The Walt Disney Company will suffer a $200 million write-down, but most analysts still rate the stock a “buy”
Despite the carnage, investment analysts still have faith in the Disney brand and the company’s stock price has remained stable.
“It doesn’t effect Disney’s cash position,” Tony Wible, an analyst at Janney Montgomery Scott, told TheWrap. “It is a backward looking event and Wall Street is more focused on what Disney has ahead of it.”
That the money folks remain relatively sanguine about the company’s fortunes is somewhat surprising, because nobody accurately predicted how big a bomb “John Carter” would be.
Disney acknowledged the extent of the film’s failure on Monday when it announced that its lackluster box office performance will force the company to take a $200 million write-down.

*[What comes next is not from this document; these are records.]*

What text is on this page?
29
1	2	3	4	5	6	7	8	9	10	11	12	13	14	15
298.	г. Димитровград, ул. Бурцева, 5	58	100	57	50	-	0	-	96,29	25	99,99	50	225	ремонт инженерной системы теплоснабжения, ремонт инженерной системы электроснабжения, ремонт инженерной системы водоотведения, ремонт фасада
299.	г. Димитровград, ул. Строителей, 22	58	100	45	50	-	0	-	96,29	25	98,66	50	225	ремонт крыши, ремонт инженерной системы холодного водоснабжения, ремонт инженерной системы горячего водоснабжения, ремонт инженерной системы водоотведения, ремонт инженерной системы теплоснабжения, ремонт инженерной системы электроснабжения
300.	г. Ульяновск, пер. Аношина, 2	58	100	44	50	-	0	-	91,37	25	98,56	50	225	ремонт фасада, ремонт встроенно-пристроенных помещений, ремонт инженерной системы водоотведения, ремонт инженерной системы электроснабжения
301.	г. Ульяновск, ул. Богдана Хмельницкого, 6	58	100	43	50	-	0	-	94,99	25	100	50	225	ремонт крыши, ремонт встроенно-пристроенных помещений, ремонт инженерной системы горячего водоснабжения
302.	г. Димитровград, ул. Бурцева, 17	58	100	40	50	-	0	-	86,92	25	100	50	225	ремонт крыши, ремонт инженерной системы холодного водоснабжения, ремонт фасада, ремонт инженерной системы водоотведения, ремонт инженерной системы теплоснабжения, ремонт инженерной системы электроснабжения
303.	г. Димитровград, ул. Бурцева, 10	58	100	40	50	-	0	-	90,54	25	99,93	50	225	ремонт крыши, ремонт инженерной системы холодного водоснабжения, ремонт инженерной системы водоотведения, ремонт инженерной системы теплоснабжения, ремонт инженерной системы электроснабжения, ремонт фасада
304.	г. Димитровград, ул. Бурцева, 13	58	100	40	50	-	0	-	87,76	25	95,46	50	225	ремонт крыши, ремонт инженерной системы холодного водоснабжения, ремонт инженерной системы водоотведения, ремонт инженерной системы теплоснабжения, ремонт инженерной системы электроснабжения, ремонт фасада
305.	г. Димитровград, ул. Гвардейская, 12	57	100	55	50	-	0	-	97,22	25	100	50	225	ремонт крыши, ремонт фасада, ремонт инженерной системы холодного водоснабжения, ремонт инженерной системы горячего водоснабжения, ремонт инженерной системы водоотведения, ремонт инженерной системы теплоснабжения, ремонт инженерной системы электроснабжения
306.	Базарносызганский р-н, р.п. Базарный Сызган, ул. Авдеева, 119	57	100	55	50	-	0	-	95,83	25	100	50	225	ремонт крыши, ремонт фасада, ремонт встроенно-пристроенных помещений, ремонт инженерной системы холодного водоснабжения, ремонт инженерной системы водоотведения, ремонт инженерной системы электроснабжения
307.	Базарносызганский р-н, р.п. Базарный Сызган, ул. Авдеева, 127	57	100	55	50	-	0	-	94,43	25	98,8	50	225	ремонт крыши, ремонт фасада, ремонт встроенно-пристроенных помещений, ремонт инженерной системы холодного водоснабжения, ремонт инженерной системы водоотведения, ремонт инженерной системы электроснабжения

The studio side of Disney’s operations is projected to lose between $80 million to $120 million for the quarter, far worse than even the most dire forecasts had predicted a week ago.
But while the sense of schadenfreude around Hollywood may be thick, Wall Street analysts were relatively non-plussed about all the red ink.
The prevailing belief is that Disney is a sprawling enough company to absorb the losses.
Most analysts maintained their “buy” rating for the company’s stock, citing the relative strength of Disney’s theme parks division and the enormous retransmission fees its cable networks command.
“The theme parks and ESPN renewals are producing far more revenue than what the studio will contribute,” Wible said. “This is more of a one-time item.”
The share price for Disney stock dipped .46 percent on Tuesday to close the day at $43.26. Given the magnitude of the bomb, that was a relatively painless blood-letting.
There is also great optimism among investors about a summer movie slate filled with two big releases from the company’s Marvel and Pixar units, “The Avengers” and “Brave.”
“There is no change to my expectations about how well ‘The Avengers’ will do or how well ‘Brave’ will do,” Todd Juenger, an analyst for Sanford C. Bernstein & Co., told TheWrap.
“What you look at as an investor is a studio’s portfolio over time, and on average I think it is more likely that Disney’s films will deliver more value to investors than other studios, largely because of the way they monetize their movies with consumer products,” he added.
The investing crowd will stick around, provided this quarter is an exception, not the rule.